I am new in the NLP domain, but my current research needs some text parsing (or called keyword extraction) from URL addresses, e.g. a fake URL,
http://ads.goole.com/appid/heads
Two constraints are put on my parsing,
The first "ads" and last "heads" should be distinct because "ads" in the "heads" means more suffix rather than an advertisement.
The "appid" can be parsed into two parts; that is 'app' and 'id', both taking semantic meanings on the Internet.
I have tried the Stanford NLP toolkit and Google search engine. The former tries to classify each word in a grammar meaning which is under my expectation. The Google engine shows more smartness about "appid" which gives me suggestions about "app id".

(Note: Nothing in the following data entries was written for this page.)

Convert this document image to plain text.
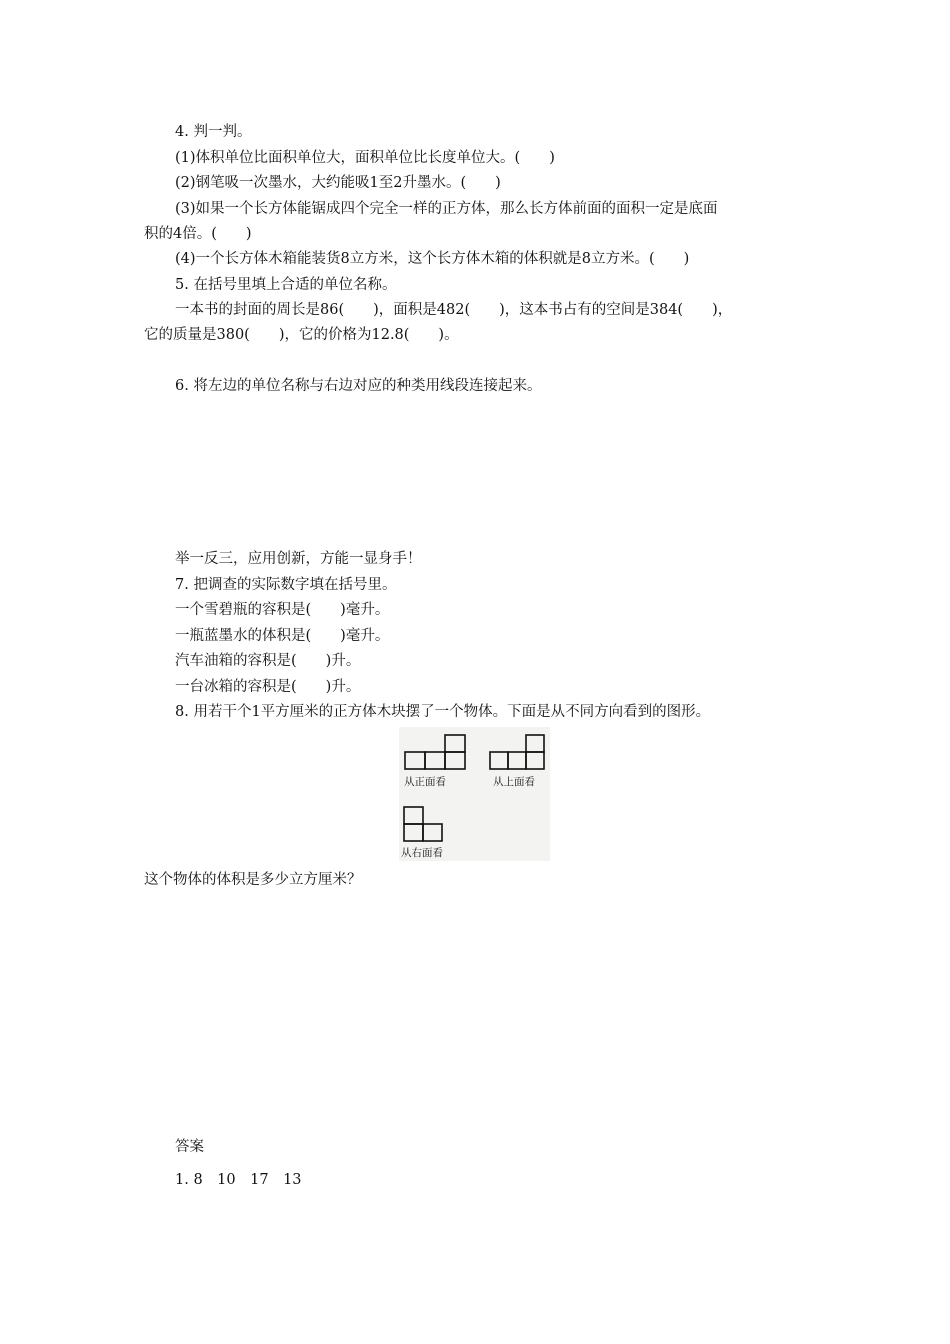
4. 判一判。
(1)体积单位比面积单位大，面积单位比长度单位大。(　　)
(2)钢笔吸一次墨水，大约能吸1至2升墨水。(　　)
(3)如果一个长方体能锯成四个完全一样的正方体，那么长方体前面的面积一定是底面
积的4倍。(　　)
(4)一个长方体木箱能装货8立方米，这个长方体木箱的体积就是8立方米。(　　)
5. 在括号里填上合适的单位名称。
一本书的封面的周长是86(　　)，面积是482(　　)，这本书占有的空间是384(　　)，
它的质量是380(　　)，它的价格为12.8(　　)。
6. 将左边的单位名称与右边对应的种类用线段连接起来。
举一反三，应用创新，方能一显身手！
7. 把调查的实际数字填在括号里。
一个雪碧瓶的容积是(　　)毫升。
一瓶蓝墨水的体积是(　　)毫升。
汽车油箱的容积是(　　)升。
一台冰箱的容积是(　　)升。
8. 用若干个1平方厘米的正方体木块摆了一个物体。下面是从不同方向看到的图形。
从正面看	从上面看
从右面看
这个物体的体积是多少立方厘米？
答案
1. 8　10　17　13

I can not look over the reference of search history in Google search so that it gives me "app id" because there are many people have searched these words. Can I get some offline line methods to perform similar parsing??
UPDATE:
Please skip the regex suggestions because there is a potentially unknown number of compositions of words like "appid" in even simple URLs.
Thanks,
Jamin
Rather than tokenization, what it sounds like you really want to do is called word segmentation. This is for example a way to make sense of asentencethathasnospaces.
I haven't gone through this entire tutorial, but this should get you started. They even give urls as a potential use case.
http://jeremykun.com/2012/01/15/word-segmentation/